A soft track at Randwick last Saturday paved the way for Scone mare Ballinderry Sal to spring a surprise in the Class 3 TAB Highway Handicap (1400m).
The five-year-old Dissident mare is unplaced from seven starts on good tracks but has the formidable record of six starts for four wins and a second on soft and heavy.
Punters might have thought last Saturday’s soft 6 wasn’t wet eough for her, because she drifted from $21 to $31 despite having won at her previous start, in a 1400-metre benchmark 58 at her home track.
“She loves the sting out of the ground,” said trainer Rod Northam.
“When she won at Scone, we thought she only had one more chance at a Highway because she’s won three races, so we targeted this.”
Ballinderry Sal was ridden by Dylan Gibbons, who has only just returned to race riding after having been sidelined for several months following a shoulder reconstruction.
He rode the winner at a kilo over her allotted weight of 54 kilos, which had nothing to do with his shoulder injury, but a lot to do with the jockey’s visit to the Royal Sydney Show the previous day.
“I had to ride a kilo over because I enjoyed the Easter Show a bit too much yesterday,” Gibbons admitted.
In fairness to Gibbons, Ballinderry Sal was the second emergency for the race and appeared unlikely to get a run when he headed off to the show.
Nock back, eyeing title
Another Scone trainer to record a metropolitan win on Easter Saturday was Brett Cavanough, who took out the 1400-metre Class 3 at Eagle Farm with the three-year-old Merchant Gold ($12), ridden by Damien Thornton.
Still on Cavanough, apprentice Braith Nock has returned to his stable after a three-month stint in Sydney with Peter Snowden, during which time he rode 20 winners from 88 rides in the metropolitan area, leaving him just two wins behind Molly Bourke in the race for this season’s apprentice championship.
“I’ve knocked quite a few wins off in a short period of time,” Nock said. “(The title) is definitely within striking distance now so we’ll go with it and see what we can do.
“It wasn’t necessarily our aim — if anything, it was to be next season — but we’re quite close now so we might as well go for it.”
A few to follow …
The trend of city stables winning country cups continued the previous day at Albury, with the 2000-metre Albury Gold Cup won by the Chris Waller-trained Matusalem ($5.50) from three Victorian raiders — Beltoro, My Brothers Keeper and Gregolimo. Reece Jones was the winning rider.
At Moruya on Easter Saturday, local trainer Natalie Jarvis led in a winning double while apprentices Sinead Peebles and Rebecca Bronette Prag rode a double apiece.
The same afternoon at Kembla Grange, the Chris Waller-trained filly Kilkenny justified her short price ($1.35), careering away to an eight-length win in the 1500-metre maiden plate.
Sure, it was just a maiden, but given her dominance and the fact that she comes from the all powerful Waller stable, she looks like one to follow.
At the Nowra meeting on Sunday, Goulburn’s Pat Murphy and Warwick Farm-based Amanda Turner each trained a double to share the honours.
Murphy trained the first two winners on the program.

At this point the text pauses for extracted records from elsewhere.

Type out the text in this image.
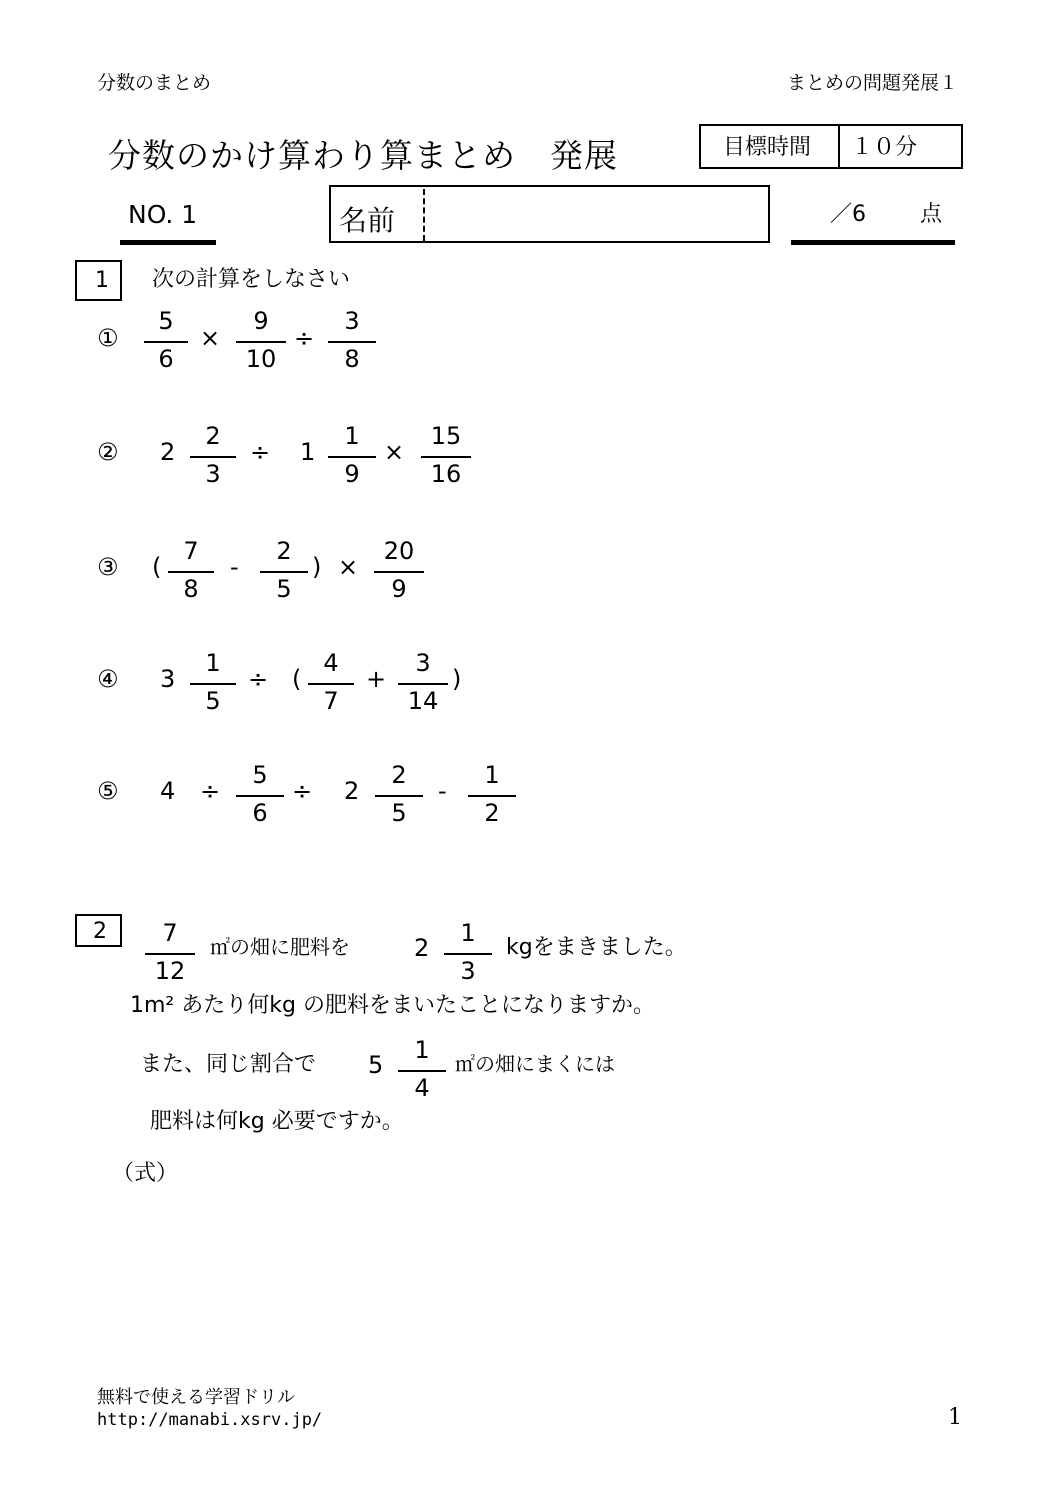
分数のまとめ	まとめの問題発展１
分数のかけ算わり算まとめ　発展	目標時間 １０分
NO. 1	名前	／6 点
1	次の計算をしなさい
①
5
6
×
9
10
÷
3
8
② 2
2
3
÷ 1
1
9
×
15
16
③ (
7
8
-
2
5
) ×
20
9
④ 3
1
5
÷ (
4
7
+
3
14
)
⑤ 4 ÷
5
6
÷ 2
2
5
-
1
2
2	7
12
㎡の畑に肥料を	2
1
3
kgをまきました。
1m² あたり何kg の肥料をまいたことになりますか。
また、同じ割合で 5
1
4
㎡の畑にまくには
肥料は何kg 必要ですか。
（式）
無料で使える学習ドリル
http://manabi.xsrv.jp/	1
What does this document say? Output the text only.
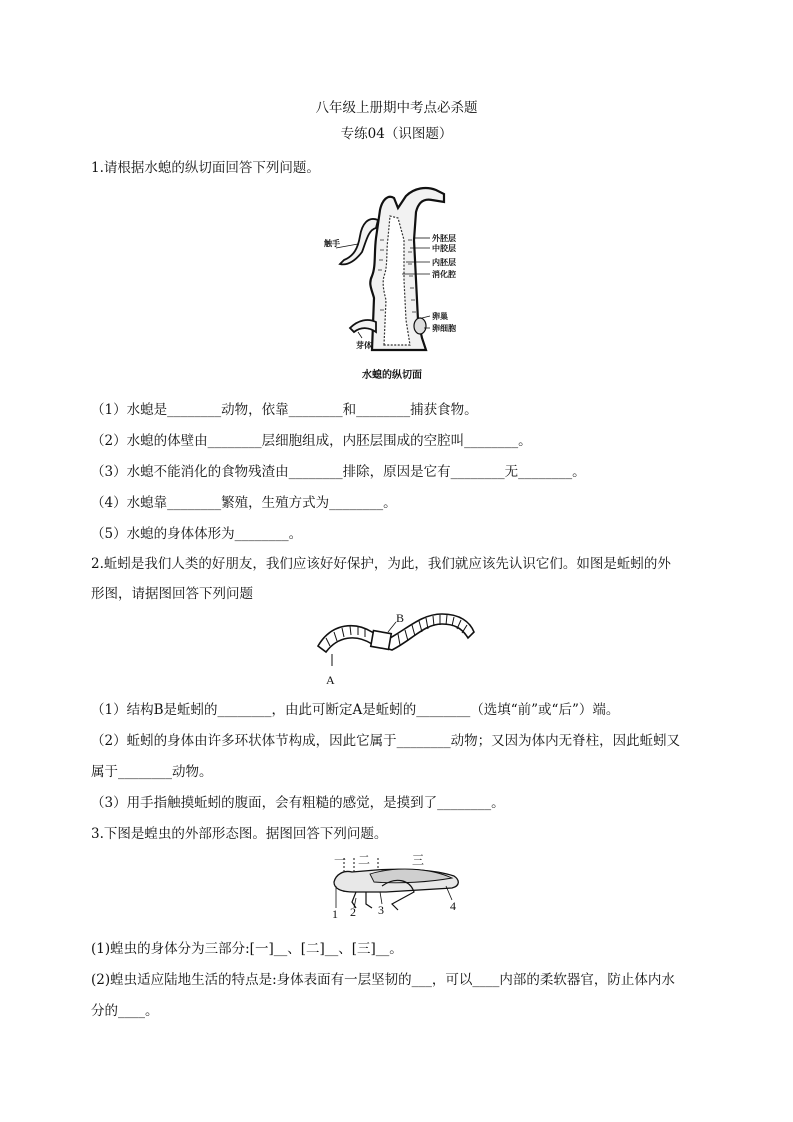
八年级上册期中考点必杀题
专练04（识图题）
1.请根据水螅的纵切面回答下列问题。
触手
外胚层
中胶层
内胚层
消化腔
卵巢
卵细胞
芽体
水螅的纵切面
（1）水螅是________动物，依靠________和________捕获食物。
（2）水螅的体壁由________层细胞组成，内胚层围成的空腔叫________。
（3）水螅不能消化的食物残渣由________排除，原因是它有________无________。
（4）水螅靠________繁殖，生殖方式为________。
（5）水螅的身体体形为________。
2.蚯蚓是我们人类的好朋友，我们应该好好保护，为此，我们就应该先认识它们。如图是蚯蚓的外
形图，请据图回答下列问题
B
A
（1）结构B是蚯蚓的________，由此可断定A是蚯蚓的________（选填“前”或“后”）端。
（2）蚯蚓的身体由许多环状体节构成，因此它属于________动物；又因为体内无脊柱，因此蚯蚓又
属于________动物。
（3）用手指触摸蚯蚓的腹面，会有粗糙的感觉，是摸到了________。
3.下图是蝗虫的外部形态图。据图回答下列问题。
一 二	三
1 2 3	4
(1)蝗虫的身体分为三部分:[一]__、[二]__、[三]__。
(2)蝗虫适应陆地生活的特点是:身体表面有一层坚韧的___，可以____内部的柔软器官，防止体内水
分的____。
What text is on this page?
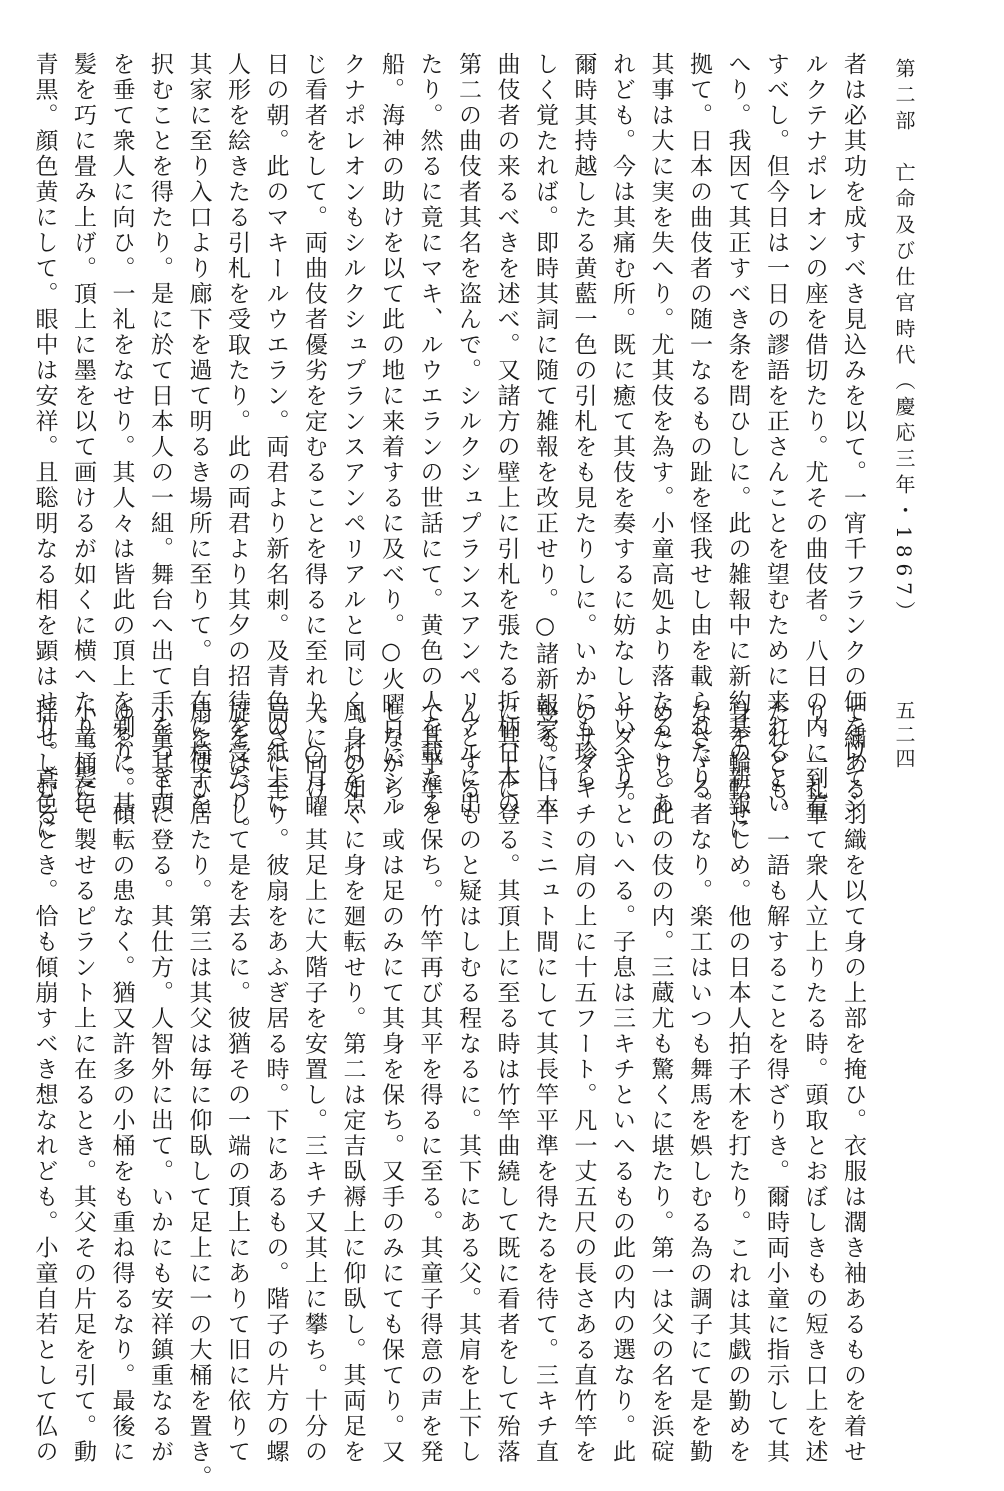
第二部　亡命及び仕官時代（慶応三年・1867）
五二四
者は必其功を成すべき見込みを以て。一宵千フランクの価を以てシ
ルクテナポレオンの座を借切たり。尤その曲伎者。八日の内に到着
すべし。但今日は一日の謬語を正さんことを望むために来れるとい
へり。我因て其正すべき条を問ひしに。此の雑報中に新約基の新報に
拠て。日本の曲伎者の随一なるもの趾を怪我せし由を載られたり。
其事は大に実を失へり。尤其伎を為す。小童高処より落たることあ
れども。今は其痛む所。既に癒て其伎を奏するに妨なしといへり。
爾時其持越したる黄藍一色の引札をも見たりしに。いかにも珍ら
しく覚たれば。即時其詞に随て雑報を改正せり。○諸新報家。日本
曲伎者の来るべきを述べ。又諸方の壁上に引札を張たる折柄日本の
第二の曲伎者其名を盗んで。シルクシュプランスアンペリアルに出
たり。然るに竟にマキ、ルウエランの世話にて。黄色の人を載たる
船。海神の助けを以て此の地に来着するに及べり。○火曜日にシル
クナポレオンもシルクシュプランスアンペリアルと同じく。灯を点
じ看者をして。両曲伎者優劣を定むることを得るに至れり。○月曜
日の朝。此のマキールウエラン。両君より新名刺。及青色の紙上に
人形を絵きたる引札を受取たり。此の両君より其夕の招待を受たり。
其家に至り入口より廊下を過て明るき場所に至りて。自在に椅子を
択むことを得たり。是に於て日本人の一組。舞台へ出て手をつき頭
を垂て衆人に向ひ。一礼をなせり。其人々は皆此の頂上を剃り。其
髪を巧に畳み上げ。頂上に墨を以て画けるが如くに横へたり。髪色
青黒。顔色黄にして。眼中は安祥。且聡明なる相を顕はせり。鳶色に
て繍ある羽織を以て身の上部を掩ひ。衣服は濶き袖あるものを着せ
り。一礼畢て衆人立上りたる時。頭取とおぼしきもの短き口上を述
たれども。一語も解することを得ざりき。爾時両小童に指示して其
身を輪転せしめ。他の日本人拍子木を打たり。これは其戯の勤めを
なさゞる者なり。楽工はいつも舞馬を娯しむる為の調子にて是を勤
めたり。此の伎の内。三蔵尤も驚くに堪たり。第一は父の名を浜碇
サダキチといへる。子息は三キチといへるもの此の内の選なり。此
のサダキチの肩の上に十五フート。凡一丈五尺の長さある直竹竿を
竪るに。半ミニュト間にして其長竿平準を得たるを待て。三キチ直
に其上に登る。其頂上に至る時は竹竿曲繞して既に看者をして殆落
んとするものと疑はしむる程なるに。其下にある父。其肩を上下し
て其平準を保ち。竹竿再び其平を得るに至る。其童子得意の声を発
しながら。或は足のみにて其身を保ち。又手のみにても保てり。又
風身の如くに身を廻転せり。第二は定吉臥褥上に仰臥し。其両足を
天に向け。其足上に大階子を安置し。三キチ又其上に攀ち。十分の
高さに至り。彼扇をあふぎ居る時。下にあるもの。階子の片方の螺
旋をはづして是を去るに。彼猶その一端の頂上にありて旧に依りて
扇を使ひ居たり。第三は其父は毎に仰臥して足上に一の大桶を置き。
小童其上に登る。其仕方。人智外に出て。いかにも安祥鎮重なるが
ゆゑに。傾転の患なく。猶又許多の小桶をも重ね得るなり。最後に
小童桶にて製せるピラント上に在るとき。其父その片足を引て。動
揺せしむるとき。恰も傾崩すべき想なれども。小童自若として仏の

The second, Sparklenglitter, scored a most impressive 4½-length win as $2.30 favourite in the 1000-metre Class 1 with Richard Bensley in the saddle.
The All Too Hard mare is unbeaten from two starts and should prove worth following.
At Mudgee the same afternoon the Scott Singleton-trained $2.10 favourite Zoomorphic won the $50,000 Super Maiden (1400m) in similarly dominant fashion under Mitchell Bell, putting 5¼ lengths between him and runner-up Magic Sorcerer.
It was the four-year-old’s 10th start but now that he’s broken through he could pay to follow.
In the following race, the 1100-metre maiden, the Jarrod Austin-trained Rotho Bro ($5) recorded a comfortable 3¼-length win under Aaron Bullock with a further three lengths to third.
The winner, a three-year-old Rothesay colt, was resuming from a spell and having just his second race start, so is likely to take improvement from the run.
Another to impress was Deion ($6.50), who won the 1200-metre Class 2 by 3¼ lengths with apprentice Tilly McCarroll in the saddle. The win brought up a double for McCarroll, who’d earlier taken out the 1200-metre maiden aboard Maktabi ($31) for Scone trainer Sandra Ollerton.
Cups galore
Anzac Day is cup day at Nyngan in the centre of the state, with the main race over 1400 metres.
Saturday sees country cups at Leeton in the Riverina and at Merriwa in the Upper Hunter, the features over 1600 and 1350 metres respectively. On the same afternoon in the South West Slopes, the Southern District Picnic Race Club will conduct its annual meeting, featuring the 1400-metre Cootamundra Picnic Cup.
On Sunday at Narromine, the 1300-metre Narromine Diggers Cup will be the feature race.